New York – Two days before an extremely popular but highly controversial rabbi is due to spend a weekend lecturing in California, a letter signed by a group of 16 rabbis from four different countries warns Jewish institutions to use discretion when inviting speakers to their premises.
The advisory singles out Rabbi Yosef Mizrachi, charging him with having made “misleading” remarks that, even when made with positive intentions, are both “objectionable” and “dangerous.” According to Haaretz , the letter was sent to the leadership at Yeshivas Ner Aryeh, the site of an event this weekend that will feature Rabbi Mizrachi as a speaker.
While Rabbi Mizrachi, who has lectured all over the globe in an effort to raise awareness among secular Jews, has thousands of loyal followers on social media, he is not without detractors.
As previously reported on VIN News (http://bit.ly/2h8h45g), more than 800 people signed a petition of protest after learning that Rabbi Mizrachi planned to visit the United Kingdom last winter. The petition alleged that Rabbi Mizrachi has stated that conditions including autism, Down syndrome, blindness and several forms of cancer appear as punishment for improper actions committed either during this life or a previous one.
The letter took issue with statements of that nature by Rabbi Mizrachi, noting that they “reduce complex issues to simplistic and misleading sound bites,” which do “no justice to the Jewish mesorah” and accuse him of presenting “subtle statements of Chazal in superficial and deceptive ways.”

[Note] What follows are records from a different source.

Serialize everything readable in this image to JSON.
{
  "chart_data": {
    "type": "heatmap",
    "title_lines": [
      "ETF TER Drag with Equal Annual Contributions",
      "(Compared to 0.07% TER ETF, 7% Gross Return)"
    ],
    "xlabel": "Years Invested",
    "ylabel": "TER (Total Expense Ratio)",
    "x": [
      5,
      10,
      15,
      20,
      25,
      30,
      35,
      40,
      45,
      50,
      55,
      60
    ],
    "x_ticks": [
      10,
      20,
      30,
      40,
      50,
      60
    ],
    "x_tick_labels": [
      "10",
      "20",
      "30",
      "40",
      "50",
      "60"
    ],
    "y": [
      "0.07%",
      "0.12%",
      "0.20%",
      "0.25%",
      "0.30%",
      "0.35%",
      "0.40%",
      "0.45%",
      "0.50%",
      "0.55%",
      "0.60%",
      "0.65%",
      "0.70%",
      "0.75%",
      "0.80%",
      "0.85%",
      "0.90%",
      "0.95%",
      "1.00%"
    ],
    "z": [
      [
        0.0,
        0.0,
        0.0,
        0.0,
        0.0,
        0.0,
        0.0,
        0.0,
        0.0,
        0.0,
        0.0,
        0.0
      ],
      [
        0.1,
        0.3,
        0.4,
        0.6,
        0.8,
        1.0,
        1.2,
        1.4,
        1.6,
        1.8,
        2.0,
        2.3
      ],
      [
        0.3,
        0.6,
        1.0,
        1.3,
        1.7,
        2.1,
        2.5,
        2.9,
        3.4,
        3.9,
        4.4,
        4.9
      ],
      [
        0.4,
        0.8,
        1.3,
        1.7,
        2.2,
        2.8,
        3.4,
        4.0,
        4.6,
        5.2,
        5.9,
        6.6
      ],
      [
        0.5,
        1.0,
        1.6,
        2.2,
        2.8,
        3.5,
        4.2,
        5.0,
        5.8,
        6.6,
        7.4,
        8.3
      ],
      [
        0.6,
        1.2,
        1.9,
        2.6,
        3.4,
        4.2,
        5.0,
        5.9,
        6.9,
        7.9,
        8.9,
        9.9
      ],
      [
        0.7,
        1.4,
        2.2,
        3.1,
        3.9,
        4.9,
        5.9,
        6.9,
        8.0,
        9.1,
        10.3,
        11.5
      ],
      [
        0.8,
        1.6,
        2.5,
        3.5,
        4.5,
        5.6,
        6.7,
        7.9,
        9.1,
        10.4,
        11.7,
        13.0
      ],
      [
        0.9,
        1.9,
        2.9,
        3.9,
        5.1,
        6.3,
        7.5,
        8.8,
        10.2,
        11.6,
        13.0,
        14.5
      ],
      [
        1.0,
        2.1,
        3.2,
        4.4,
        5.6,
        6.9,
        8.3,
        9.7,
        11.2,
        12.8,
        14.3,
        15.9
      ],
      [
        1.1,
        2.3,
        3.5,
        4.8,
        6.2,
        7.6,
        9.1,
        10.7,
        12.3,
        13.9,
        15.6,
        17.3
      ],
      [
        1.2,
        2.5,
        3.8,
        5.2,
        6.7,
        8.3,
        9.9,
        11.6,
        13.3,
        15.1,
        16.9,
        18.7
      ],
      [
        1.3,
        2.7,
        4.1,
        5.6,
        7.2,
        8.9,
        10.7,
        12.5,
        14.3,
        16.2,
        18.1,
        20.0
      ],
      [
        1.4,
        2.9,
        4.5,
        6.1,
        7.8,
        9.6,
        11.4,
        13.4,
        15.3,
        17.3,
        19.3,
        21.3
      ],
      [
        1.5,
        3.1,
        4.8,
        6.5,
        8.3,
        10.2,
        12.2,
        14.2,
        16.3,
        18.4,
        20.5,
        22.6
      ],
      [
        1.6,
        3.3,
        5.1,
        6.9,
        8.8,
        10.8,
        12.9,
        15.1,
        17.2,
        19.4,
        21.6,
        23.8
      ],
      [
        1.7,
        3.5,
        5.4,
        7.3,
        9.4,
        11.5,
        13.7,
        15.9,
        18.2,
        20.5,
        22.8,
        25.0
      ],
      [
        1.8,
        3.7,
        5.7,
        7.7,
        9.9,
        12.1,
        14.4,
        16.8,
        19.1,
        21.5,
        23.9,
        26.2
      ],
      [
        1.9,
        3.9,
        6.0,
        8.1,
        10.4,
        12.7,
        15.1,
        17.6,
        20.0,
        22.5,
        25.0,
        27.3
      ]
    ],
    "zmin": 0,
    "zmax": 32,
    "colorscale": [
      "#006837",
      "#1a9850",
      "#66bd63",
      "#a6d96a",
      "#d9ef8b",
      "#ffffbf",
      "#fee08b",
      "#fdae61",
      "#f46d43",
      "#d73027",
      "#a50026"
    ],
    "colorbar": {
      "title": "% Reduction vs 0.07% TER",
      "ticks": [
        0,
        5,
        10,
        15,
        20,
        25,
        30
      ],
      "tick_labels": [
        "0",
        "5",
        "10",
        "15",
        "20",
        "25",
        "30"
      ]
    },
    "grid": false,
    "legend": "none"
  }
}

“Jewish institutions must be discerning about the credentials and histories of those to whom they offer the honor of acting as teachers of Torah. We urge all shuls and organizations to act responsibly and take seriously decisions about whom they invite to address their gatherings.”
Among those who signed the advisory were Rabbi Gedalia Schwartz, head of the Beis Din of America and the Chicago Rabbinical Council, Rabbi Mayer Alter Horowitz, Bostoner Rebbe of Jerusalem , Rabbi Michel Twerski of Congregation Beth Jehuda in Milwaukee, Rabbi Shalom Baum, president of the Rabbinical Council of America and Rabbi Daniel Feldman, rosh yeshiva at Yeshiva University’s Rabbi Isaac Elchanan Theological Seminary.
Rabbi Avi Shafran, a media liaison for Agudath Israel of America who also signed the letter, noted that all 16 rabbis who affixed their name to the advisory did so as individuals and not as representatives of any congregation, institution or organization.
“It was just felt by many, among them the signatories, that some sort of warning had to be offered to unsuspecting people who engaged him as a speaker,” Rabbi Shafran told VIN News. “There is no personal animus here, chas v’sholom. I do not know the rabbi, and don’t think the other signatories do either. But we have read and listened to some of his speeches, and that convinced us that there was a need to issue a warning.”
Rabbi Shafran said that a letter was sent to Rabbi Mizrachi in an attempt to engage him in dialogue before this advisory was published, but in a phone interview with VIN News, Rabbi Mizrachi said that he never saw that letter.
The advisory contains nothing new, according to Rabbi Mizrachi, and is the work of those who have long tried to discredit him.
“It is the same group of people who have been fighting me for four or five years,” said Rabbi Mizrachi. “It is the same exact thing, every time before a big trip or a big success. Three of those that fight me are on the letter.”
Rabbi Mizrachi said he was not acquainted with any of the other rabbis whose signature appear on the advisory and that his upcoming appearance had no connection to Yeshivas Ner Aryeh.
“I don’t know who these rabbis are,” said Rabbi Mizrachi. “It’s very interesting. It is like someone who makes $10 an hour giving advice to Bill Gates on how make money. I make more than 10,000 baalei teshuva a year. These rabbis never make one baal teshuva and they want to teach me how to make baalei teshuva? It is absurd.”
Rabbi Efrem Goldberg of the Boca Raton Synagogue whose name also appears on the advisory noted that the fact that Rabbi Mizrachi has a large following does not justify making provocative statements in the name of inspiring unaffiliated Jews.
“Being popular and having a positive impact on some, or even many, doesn’t justify misrepresentations of our mesorah and claiming to be the representative of the Almighty and explain his ways,” said Rabbi Goldberg. “It is out of character for this group of rabbis to make such a statement, but we felt our silence makes us complicit to some of the negative consequences of those alienated, disturbed and offended by his approach.”